There May Have Been Life On The Moon 4 Billion Years Ago, Per New Study


Earth’s moon may have been habitable early-on after its formation, shows a new study, published yesterday in the journal Astrobiology.

The research is based on previous studies that looked into samples of lunar rock and soil, as well as the results from recent space missions, and argues that, while “uninhabitable and lifeless today,” the moon could have been fit to support life billions of years ago.

According to Phys.org, the study authors believe that the moon may have been hospitable to life during two intervals in its distant past, which the researchers referred to as “windows for lunar habitability.”

In their study, astrobiologists Dirk Schulze-Makuch and Ian Crawford, from Washington State University and the University of London in the U.K., respectively, speculate that Earth’s moon may have been briefly habitable four billion years ago — shortly after the satellite was spawned from our planet’s violent collision with Theia, as previously reported by the Inquisitr.

The astrobiologists placed the second window of habitability some 3.5 billion years ago, when the moon was going through an intense period of volcanic activity.

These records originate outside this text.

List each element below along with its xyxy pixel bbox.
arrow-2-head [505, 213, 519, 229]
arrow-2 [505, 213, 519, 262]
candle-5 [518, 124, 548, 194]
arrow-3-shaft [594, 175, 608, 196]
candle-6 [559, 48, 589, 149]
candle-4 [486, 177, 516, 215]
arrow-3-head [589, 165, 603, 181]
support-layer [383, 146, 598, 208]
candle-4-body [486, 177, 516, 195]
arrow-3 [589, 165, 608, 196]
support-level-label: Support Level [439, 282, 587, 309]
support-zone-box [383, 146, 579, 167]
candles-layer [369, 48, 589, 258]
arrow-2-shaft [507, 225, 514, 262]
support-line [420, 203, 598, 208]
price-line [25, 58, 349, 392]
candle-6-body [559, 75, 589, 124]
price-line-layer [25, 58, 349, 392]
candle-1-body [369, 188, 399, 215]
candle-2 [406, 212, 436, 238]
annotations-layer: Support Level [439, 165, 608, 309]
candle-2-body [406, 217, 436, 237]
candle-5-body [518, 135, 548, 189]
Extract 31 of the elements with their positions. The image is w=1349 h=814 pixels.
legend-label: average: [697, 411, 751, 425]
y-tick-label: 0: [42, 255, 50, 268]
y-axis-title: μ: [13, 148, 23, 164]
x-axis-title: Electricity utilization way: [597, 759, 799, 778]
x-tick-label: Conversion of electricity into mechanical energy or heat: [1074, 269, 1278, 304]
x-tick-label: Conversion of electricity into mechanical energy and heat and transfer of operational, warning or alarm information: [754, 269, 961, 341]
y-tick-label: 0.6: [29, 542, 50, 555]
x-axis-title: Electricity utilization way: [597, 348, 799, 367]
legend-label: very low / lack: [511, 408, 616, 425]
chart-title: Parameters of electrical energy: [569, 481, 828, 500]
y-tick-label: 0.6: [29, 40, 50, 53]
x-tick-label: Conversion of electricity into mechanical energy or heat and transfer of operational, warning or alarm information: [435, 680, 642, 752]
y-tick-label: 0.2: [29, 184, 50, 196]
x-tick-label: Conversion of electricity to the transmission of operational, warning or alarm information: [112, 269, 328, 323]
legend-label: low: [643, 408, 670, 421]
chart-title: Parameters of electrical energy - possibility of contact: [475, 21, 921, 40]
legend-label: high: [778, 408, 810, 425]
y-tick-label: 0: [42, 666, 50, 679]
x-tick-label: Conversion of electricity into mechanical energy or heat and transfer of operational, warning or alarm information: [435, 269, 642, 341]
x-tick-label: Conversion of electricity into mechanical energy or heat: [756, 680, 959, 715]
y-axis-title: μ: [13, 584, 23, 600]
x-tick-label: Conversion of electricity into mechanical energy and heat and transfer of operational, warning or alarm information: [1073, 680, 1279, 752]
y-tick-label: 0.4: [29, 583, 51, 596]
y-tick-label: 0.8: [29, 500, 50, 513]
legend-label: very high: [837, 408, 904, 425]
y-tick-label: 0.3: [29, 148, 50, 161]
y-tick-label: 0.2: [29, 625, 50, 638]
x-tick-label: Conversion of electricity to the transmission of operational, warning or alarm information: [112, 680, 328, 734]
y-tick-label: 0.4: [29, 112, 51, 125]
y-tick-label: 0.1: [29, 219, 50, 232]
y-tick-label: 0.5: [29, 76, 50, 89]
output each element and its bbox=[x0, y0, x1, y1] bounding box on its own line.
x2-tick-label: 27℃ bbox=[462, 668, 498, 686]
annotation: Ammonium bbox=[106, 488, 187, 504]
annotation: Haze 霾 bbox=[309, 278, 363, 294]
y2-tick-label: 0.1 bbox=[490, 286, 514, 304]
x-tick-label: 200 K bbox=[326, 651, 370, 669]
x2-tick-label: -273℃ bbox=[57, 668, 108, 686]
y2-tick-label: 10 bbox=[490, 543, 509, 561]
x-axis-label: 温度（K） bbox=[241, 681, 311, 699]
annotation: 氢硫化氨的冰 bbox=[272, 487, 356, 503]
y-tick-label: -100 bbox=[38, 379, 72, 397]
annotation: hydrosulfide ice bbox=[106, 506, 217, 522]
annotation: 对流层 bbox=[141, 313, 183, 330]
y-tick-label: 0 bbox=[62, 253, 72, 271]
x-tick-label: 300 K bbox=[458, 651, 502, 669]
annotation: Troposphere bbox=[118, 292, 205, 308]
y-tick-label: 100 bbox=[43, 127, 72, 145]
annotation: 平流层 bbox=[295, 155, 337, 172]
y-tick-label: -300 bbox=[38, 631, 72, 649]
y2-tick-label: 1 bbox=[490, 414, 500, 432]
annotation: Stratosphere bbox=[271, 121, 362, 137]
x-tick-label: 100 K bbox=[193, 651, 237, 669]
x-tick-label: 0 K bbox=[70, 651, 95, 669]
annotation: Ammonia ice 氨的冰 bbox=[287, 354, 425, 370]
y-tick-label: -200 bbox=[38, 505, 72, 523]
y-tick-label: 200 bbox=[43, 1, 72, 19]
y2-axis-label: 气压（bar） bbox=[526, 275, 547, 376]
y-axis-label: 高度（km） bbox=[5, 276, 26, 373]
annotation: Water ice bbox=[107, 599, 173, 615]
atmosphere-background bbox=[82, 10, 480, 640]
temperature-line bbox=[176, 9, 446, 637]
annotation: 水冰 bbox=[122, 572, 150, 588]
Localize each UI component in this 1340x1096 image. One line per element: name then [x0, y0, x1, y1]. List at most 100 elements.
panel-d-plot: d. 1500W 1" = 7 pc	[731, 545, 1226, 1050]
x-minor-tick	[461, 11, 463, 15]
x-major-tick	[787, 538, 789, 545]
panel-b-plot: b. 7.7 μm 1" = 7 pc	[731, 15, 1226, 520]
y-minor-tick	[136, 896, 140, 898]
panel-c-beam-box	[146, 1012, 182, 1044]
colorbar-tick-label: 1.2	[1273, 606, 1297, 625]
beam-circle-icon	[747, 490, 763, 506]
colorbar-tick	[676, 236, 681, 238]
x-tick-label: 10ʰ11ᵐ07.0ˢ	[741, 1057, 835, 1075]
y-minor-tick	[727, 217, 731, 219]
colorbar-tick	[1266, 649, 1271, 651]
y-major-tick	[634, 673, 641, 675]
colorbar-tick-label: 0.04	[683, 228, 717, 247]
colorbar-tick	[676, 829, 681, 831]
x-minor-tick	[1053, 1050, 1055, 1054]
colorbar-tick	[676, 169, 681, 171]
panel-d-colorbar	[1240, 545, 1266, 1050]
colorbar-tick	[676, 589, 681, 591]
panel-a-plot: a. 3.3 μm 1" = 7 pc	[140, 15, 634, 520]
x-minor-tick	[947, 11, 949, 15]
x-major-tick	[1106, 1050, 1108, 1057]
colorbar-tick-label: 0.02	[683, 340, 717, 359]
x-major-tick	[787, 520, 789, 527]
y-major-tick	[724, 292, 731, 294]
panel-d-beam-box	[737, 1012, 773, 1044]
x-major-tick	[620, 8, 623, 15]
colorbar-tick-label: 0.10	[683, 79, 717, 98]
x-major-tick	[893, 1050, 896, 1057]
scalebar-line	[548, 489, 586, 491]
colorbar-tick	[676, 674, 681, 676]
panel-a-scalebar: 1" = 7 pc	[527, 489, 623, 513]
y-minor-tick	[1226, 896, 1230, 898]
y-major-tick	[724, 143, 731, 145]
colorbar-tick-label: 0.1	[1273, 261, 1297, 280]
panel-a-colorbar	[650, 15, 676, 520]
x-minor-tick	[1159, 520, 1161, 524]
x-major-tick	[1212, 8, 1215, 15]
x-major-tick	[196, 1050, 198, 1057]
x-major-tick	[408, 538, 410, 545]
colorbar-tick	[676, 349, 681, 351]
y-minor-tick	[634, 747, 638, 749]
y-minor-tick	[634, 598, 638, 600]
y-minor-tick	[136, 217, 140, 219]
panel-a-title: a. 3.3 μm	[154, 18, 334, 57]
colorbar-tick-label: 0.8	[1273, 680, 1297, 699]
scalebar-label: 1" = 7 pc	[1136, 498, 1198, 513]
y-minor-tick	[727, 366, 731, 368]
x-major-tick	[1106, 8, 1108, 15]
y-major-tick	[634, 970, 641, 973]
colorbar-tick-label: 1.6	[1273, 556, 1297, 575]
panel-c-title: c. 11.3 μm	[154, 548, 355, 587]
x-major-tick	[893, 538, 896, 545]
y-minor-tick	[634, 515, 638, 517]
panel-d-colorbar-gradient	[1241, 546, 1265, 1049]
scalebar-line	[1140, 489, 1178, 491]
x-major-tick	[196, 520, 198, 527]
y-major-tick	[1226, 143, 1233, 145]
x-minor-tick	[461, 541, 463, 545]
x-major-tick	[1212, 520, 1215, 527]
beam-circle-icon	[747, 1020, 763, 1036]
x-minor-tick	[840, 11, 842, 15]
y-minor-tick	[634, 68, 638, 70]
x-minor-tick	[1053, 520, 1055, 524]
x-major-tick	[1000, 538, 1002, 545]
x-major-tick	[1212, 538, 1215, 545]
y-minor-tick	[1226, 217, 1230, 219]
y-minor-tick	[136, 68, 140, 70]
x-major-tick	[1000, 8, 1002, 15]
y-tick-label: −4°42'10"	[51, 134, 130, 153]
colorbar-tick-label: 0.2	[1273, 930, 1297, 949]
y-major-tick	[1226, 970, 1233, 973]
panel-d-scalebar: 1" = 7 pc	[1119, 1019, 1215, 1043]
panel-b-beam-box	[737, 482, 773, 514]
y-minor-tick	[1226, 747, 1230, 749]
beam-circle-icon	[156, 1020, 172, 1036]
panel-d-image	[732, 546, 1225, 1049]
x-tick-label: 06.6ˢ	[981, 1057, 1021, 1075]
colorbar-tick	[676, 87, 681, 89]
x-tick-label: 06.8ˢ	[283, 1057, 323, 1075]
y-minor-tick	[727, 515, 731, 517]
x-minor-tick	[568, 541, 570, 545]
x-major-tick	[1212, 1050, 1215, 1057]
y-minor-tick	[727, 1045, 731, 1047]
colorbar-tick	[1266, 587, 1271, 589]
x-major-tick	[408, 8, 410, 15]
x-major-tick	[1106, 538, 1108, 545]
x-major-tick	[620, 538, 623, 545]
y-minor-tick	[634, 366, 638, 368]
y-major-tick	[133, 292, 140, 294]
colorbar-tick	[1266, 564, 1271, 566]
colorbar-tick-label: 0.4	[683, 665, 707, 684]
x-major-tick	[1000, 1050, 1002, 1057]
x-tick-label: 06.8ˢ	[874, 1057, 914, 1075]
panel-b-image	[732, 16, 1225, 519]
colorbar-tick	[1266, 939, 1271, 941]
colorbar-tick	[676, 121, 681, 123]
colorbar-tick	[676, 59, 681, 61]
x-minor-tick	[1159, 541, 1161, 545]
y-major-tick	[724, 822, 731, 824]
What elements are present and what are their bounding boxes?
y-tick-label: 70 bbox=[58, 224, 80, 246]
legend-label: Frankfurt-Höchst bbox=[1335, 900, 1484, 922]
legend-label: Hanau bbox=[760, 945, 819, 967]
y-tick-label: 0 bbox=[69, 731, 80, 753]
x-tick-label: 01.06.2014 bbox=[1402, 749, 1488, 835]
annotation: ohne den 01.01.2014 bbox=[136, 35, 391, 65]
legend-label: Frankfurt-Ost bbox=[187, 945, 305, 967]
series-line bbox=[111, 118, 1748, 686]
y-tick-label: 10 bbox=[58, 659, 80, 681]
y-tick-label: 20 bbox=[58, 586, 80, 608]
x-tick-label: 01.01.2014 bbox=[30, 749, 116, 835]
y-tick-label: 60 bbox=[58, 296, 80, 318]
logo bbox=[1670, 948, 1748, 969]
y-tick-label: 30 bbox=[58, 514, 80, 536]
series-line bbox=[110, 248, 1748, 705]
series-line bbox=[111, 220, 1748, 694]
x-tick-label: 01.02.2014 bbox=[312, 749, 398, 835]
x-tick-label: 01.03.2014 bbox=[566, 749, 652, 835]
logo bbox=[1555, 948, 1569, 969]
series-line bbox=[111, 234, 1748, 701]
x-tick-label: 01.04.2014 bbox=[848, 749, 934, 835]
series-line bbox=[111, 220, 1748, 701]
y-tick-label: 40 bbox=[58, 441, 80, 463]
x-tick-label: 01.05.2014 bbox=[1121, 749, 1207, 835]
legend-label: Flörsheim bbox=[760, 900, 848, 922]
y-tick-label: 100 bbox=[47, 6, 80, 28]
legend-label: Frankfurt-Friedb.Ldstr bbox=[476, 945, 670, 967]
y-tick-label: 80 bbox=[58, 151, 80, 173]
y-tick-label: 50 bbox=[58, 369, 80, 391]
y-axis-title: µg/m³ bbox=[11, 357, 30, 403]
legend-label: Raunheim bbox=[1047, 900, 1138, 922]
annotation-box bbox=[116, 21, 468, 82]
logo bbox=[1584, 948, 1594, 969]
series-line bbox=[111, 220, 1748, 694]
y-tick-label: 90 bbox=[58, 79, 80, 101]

The duo suggests that, during both intervals, volcanic gases spewing from the moon’s interior could have splashed the lunar surface with water vapor, rendering it potentially habitable for a few million years.

This outgassing activity could have led to the formation of liquid water pools on the moon’s surface, while also thickening its atmosphere — which would have kept the pools in place for the aforementioned time interval.

“It looks very much like the Moon was habitable at this time,” Schulze-Makuch said. “There could have actually been microbes thriving in water pools on the Moon until the surface became dry and dead.”

As Live Science points out, the study doesn’t present conclusive evidence that the moon actually hosted life. In fact, while organic compounds did turn up on Mars, as the Inquisitr reported last month, no amino acids or other biosignatures were ever uncovered on the moon.

However, this latest research paper lists a series of arguments showing that life could have endured on the lunar surface and not be immediately wiped off four billion and 3.5 billion years ago.

“If liquid water and a significant atmosphere were present on the early Moon for long periods of time, we think the lunar surface would have been at least transiently habitable,” Schulze-Makuch said in a statement.

Per a previous report from the Inquisitr, in 2009 NASA’s Lunar Crater Observation and Sensing Satellite detected water ice trapped under the surface near the moon’s poles. A more recent study suggested that the satellite could be harboring even more water than previously believed, as shown by an analysis of some special lunar meteorites.

At the same time, the new research shows that “the early Moon may have been protected by a magnetic field,” which would have shielded any potential life forms from the radiation of the solar wind — the outflow of charged particles coming from the sun and traveling across the entire solar system, reports the Inquisitr.

The two researchers theorize that major asteroid impacts, which frequently occurred in the solar system when the moon was still young, could have transferred primitive organisms — such as the ancient fossilized cyanobacteria discovered on Earth and dated back to 3.5 billion and 3.8 billion years ago — from our planet to its satellite.

The matter could be settled with a future exploration mission to the moon, aiming to retrieve soil samples from deposits dating back to the two periods in order to analyze their water content and see if they hold the building blocks of life, note Schulze-Makuch and Crawford.